Develop the wherewithal to sit with uncomfortable feelings and fear impulses, understanding that emotions are in flux and will pass. Willingly embrace discomfort to become more resilient, feel more alive, and connect deeper with yourself and others.

4. Cultivate Solitude & Downtime

Actively go out of your way to find moments of stillness and quiet. Create boundaries around technology and expectations of constant communication to carve out space for reflection and prevent distraction-driven unhealthy behaviors.

5. Live Your Authentic Life

Stop holding back and put fear aside to live the life you truly want, rather than performing a life based on what you think others value or expect. Regularly self-reflect by asking if you are performing at life or genuinely living it.

6. Practice Letting Go of Performance

Turn down the performative nature of showing up by letting go of the need to add something or achieve another level of perfectionism. Instead, uncurl your hands, trust yourself more, and be brave in letting go of expectations.

7. Use Breath for Presence

Actively practice breathing to bring yourself back to the present moment and stop physiological stress responses.
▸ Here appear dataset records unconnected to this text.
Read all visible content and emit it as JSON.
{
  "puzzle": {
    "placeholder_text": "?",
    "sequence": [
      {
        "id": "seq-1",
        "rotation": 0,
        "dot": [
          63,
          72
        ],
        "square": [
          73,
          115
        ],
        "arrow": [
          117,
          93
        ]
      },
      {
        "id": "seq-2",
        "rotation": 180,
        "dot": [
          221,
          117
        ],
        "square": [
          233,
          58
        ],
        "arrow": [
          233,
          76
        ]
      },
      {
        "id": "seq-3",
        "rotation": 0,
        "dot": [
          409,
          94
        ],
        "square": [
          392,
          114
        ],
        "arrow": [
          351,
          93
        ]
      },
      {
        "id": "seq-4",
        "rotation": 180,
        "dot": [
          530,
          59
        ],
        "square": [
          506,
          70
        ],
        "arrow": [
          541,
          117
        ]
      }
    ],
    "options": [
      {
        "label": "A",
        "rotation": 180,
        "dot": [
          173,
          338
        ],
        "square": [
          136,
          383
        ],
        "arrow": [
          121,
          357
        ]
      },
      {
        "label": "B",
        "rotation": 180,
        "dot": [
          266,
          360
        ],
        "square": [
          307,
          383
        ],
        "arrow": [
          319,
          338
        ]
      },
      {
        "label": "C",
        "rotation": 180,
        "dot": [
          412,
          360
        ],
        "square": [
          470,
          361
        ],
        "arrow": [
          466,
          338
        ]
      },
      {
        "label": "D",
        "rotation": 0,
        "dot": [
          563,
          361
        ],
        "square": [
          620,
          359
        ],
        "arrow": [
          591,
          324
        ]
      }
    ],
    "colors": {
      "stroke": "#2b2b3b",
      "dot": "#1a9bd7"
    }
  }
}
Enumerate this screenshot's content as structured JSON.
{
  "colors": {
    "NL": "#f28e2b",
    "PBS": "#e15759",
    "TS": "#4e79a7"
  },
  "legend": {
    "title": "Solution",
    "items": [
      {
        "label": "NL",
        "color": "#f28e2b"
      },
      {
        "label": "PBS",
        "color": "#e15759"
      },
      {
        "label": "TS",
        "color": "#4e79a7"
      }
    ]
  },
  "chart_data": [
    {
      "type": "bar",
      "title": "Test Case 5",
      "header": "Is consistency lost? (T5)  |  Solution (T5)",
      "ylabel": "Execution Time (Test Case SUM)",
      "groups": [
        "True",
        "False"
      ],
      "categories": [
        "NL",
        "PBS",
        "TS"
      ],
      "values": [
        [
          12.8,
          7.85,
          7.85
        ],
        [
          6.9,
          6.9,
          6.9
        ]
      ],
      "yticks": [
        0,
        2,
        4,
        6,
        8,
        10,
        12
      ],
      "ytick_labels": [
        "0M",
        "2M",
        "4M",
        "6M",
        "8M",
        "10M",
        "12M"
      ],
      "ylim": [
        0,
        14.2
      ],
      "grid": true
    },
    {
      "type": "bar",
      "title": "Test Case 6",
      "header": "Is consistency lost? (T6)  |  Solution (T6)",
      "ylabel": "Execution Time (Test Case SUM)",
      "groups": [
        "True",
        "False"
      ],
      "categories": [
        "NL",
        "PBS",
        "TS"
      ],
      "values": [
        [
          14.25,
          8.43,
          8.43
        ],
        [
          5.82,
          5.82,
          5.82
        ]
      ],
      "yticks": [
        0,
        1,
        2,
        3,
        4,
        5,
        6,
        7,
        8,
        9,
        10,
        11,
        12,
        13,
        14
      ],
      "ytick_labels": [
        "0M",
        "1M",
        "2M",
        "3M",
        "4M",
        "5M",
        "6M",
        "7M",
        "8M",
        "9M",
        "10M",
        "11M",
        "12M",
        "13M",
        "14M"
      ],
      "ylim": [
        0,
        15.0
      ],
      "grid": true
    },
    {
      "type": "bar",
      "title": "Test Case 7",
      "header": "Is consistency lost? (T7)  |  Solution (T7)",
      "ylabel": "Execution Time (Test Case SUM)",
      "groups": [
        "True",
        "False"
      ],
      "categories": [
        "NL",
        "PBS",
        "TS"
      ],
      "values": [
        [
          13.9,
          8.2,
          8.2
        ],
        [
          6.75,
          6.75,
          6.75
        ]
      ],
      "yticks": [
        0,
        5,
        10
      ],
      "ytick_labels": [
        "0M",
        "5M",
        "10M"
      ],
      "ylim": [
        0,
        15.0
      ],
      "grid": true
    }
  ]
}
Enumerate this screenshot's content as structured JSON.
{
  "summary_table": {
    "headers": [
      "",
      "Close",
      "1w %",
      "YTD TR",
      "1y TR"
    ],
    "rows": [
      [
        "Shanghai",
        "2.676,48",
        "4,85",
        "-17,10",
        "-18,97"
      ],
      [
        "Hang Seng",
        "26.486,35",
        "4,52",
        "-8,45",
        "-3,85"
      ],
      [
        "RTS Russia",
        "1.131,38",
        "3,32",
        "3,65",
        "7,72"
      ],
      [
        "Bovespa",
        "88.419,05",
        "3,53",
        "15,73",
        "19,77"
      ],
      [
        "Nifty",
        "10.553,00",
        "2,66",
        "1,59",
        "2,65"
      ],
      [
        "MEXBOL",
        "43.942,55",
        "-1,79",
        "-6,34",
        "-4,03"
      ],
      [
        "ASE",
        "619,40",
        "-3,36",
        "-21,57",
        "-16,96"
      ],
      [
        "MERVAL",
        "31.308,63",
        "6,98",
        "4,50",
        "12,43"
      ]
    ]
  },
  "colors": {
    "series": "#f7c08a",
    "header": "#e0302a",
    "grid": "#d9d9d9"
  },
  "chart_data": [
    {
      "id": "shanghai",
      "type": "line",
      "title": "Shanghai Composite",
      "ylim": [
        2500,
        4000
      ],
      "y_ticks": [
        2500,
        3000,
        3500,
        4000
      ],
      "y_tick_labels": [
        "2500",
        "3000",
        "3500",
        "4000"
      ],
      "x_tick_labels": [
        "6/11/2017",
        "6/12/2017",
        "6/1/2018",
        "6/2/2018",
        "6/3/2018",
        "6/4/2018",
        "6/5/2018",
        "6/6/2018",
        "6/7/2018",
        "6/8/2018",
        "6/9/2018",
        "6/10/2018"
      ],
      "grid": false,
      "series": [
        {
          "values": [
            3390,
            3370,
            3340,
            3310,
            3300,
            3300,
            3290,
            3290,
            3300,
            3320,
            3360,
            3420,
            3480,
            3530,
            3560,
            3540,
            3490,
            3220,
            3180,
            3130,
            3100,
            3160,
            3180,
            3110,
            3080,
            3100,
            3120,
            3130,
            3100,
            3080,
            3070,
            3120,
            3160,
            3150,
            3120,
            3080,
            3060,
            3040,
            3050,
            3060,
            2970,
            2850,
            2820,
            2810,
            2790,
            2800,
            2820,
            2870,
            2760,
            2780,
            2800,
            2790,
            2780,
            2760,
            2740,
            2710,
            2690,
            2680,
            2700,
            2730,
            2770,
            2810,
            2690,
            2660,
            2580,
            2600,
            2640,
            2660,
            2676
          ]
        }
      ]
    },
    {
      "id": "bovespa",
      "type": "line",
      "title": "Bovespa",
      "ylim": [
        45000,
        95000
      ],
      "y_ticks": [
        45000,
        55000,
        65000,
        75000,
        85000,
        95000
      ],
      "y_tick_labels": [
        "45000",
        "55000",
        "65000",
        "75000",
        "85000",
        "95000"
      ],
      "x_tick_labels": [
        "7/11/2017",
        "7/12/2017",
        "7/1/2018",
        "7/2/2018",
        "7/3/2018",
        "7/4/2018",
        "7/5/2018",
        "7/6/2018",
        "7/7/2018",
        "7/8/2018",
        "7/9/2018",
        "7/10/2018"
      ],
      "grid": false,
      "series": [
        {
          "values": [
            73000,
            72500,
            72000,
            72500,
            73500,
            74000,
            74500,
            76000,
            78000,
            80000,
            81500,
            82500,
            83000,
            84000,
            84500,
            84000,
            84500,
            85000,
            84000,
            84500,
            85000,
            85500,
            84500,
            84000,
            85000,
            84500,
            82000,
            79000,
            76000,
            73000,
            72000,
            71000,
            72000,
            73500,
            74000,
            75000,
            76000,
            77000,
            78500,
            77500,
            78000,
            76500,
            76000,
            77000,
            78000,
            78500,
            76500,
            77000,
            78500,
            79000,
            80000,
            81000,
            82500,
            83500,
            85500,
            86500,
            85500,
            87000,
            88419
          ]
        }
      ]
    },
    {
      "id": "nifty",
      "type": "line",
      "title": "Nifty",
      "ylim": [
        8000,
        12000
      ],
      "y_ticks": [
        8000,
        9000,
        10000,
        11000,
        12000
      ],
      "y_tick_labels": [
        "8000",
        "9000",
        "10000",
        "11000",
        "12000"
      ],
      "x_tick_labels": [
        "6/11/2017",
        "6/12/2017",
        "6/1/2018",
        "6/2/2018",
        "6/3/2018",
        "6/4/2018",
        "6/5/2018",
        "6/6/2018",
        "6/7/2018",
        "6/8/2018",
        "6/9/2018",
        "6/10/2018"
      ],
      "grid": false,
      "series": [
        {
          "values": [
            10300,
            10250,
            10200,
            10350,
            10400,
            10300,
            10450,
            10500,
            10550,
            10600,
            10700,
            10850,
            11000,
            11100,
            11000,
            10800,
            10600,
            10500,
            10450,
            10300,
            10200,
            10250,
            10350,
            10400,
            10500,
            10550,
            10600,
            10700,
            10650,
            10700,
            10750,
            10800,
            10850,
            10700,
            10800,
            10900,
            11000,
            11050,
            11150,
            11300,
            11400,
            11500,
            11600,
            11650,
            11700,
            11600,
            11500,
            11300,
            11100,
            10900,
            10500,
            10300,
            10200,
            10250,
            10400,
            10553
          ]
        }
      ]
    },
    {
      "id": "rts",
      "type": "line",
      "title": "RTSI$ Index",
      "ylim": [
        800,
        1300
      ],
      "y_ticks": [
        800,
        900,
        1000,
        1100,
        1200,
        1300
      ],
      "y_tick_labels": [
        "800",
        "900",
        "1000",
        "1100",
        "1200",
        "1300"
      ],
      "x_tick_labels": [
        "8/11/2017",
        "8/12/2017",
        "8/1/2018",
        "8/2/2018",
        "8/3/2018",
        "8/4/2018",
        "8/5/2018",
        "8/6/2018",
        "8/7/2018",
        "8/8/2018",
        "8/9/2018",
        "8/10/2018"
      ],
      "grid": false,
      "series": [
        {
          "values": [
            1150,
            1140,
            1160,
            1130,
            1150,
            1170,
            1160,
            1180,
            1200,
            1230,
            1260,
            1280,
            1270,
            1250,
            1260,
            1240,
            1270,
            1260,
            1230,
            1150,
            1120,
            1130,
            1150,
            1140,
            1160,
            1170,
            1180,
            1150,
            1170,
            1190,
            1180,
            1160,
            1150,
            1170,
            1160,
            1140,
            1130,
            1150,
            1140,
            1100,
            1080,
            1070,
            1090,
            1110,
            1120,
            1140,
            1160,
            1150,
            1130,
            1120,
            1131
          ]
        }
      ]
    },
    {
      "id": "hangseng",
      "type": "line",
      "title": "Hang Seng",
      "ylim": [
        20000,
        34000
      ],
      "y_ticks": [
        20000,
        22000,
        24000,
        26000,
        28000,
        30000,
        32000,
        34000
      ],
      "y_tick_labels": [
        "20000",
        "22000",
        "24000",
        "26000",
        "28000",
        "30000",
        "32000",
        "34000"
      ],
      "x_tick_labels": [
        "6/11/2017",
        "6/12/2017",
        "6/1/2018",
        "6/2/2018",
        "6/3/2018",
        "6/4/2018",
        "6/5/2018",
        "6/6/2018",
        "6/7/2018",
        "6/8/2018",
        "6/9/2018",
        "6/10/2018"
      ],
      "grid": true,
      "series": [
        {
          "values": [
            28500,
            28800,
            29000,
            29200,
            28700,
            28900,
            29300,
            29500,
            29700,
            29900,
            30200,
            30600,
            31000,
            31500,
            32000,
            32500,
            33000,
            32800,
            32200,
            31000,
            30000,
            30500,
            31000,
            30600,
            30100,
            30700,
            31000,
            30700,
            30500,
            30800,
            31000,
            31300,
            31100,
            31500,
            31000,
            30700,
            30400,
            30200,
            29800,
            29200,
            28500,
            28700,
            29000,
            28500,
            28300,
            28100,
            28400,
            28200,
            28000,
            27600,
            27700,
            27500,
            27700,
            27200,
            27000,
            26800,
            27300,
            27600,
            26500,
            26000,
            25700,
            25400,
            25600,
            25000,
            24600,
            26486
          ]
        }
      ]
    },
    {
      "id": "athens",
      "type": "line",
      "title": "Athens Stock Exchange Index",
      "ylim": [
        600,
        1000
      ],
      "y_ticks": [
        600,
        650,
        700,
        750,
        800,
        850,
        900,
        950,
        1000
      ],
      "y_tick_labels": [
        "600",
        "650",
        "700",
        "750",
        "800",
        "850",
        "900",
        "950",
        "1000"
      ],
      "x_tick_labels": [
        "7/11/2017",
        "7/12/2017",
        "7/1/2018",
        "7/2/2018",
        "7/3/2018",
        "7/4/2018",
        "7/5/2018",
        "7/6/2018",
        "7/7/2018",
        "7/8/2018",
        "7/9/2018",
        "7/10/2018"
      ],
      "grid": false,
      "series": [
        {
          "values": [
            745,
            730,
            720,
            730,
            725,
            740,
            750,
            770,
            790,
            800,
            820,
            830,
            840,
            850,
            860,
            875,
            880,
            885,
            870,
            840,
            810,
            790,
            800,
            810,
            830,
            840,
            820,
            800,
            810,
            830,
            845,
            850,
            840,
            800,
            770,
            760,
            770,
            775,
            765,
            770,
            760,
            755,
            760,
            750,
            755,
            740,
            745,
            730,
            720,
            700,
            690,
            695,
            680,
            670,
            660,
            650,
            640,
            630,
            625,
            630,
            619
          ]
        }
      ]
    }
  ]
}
Gain control over your breath as a ‘hack’ or ‘shield’ to manage overwhelming external stimuli and improve mental and physical health.

8. Slow Down & Reflect

Consciously slow down and incorporate moments of quiet reflection and breathing into your day. Cultivate contentment with life as it is now, even while pursuing future goals, rather than perpetually waiting for happiness to arrive in the future.

9. Process Change with Space

Create dedicated space to feel and reflect on emotions, especially during times of change or loss, rather than using busyness as an anesthetic. Allow for both ’loss orientation’ (feeling emotions) and ‘restoration orientation’ (engaging in enjoyable distractions) by oscillating between them with awareness.

10. Identify Emotional Eating Triggers

If you engage in compulsive eating, keep a food journal to track what happened emotionally that day, helping you identify unconscious drives to change your emotional state.

11. Seek Social Connection

Encourage yourself to see more friends as a way of changing the way you feel and improving your overall emotional state.

12. Push Out of Comfort Zone

Actively push yourself out of your comfort zone to foster personal growth and development.